Is it art? Or is it just rubbish? I do not use the term"rubbish" in a euphemistic or Pickwickian sense, meaning "a product of dubious, indeed, shoddy quality." I mean the real thing: open soup cans, used paper towels, coffee grounds, orange peels, egg shells, the remains of last night’s dinner, some crumpled paper that should have been recycled if only you were more ecologically aware--that sort of thing. I hope that readers will remember as fondly as I do that Janitor of Genius who, tidying up after an art-world party at a London gallery, also tidied up a piece--which is to say a work of art offered to the public for ready money--by the art prankster Damien Hirst. Or how about the suicide that a hip-public mistook for a cutting-edge performance piece? Delicious, was it not? (Except, of course, for the protagonist.) The Suicide or Performance Piece act was in Berlin. And now Frankfurt has come along to offer us The Garbage Man Who Cleared Away the Work of Art He Thought Was Rubbish.

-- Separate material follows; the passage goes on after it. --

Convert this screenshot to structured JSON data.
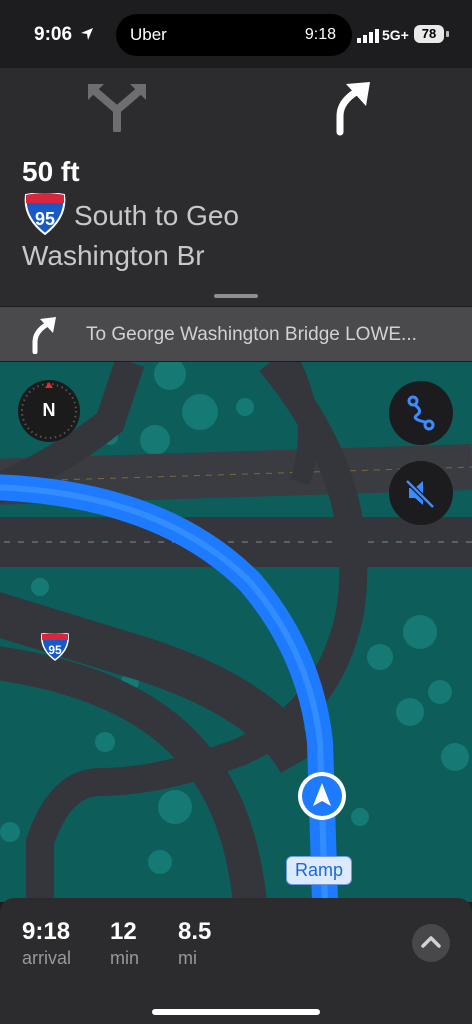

To the dustmen of Frankfurt, they were a mess that needed to be cleared from the streets of their spotless city. The yellow plastic sheets were swiftly scooped up, crushed and burned.
But the diligence of the rubbish collectors was little consolation to the city’s prestigious art academy, which is now ruing the loss of an important work. Unknown to the binmen, the sheets were part of a city-wide exhibition of modern sculpture by Michael Beutler, a graduate of Frankfurt’s Städel art school.
The outcome or upshot? Re-education for the hapless garbagemen.
Thirty of the dustmen are now being sent to modern art classes to try to ensure that the same mistake never happens again.
If it were up to me, they would be given the keys to the city and a lifetime exemption from having to look at public "art."
Many thanks to my friend Gary Shapiro for putting me on to this latest instance of life imitating non-art.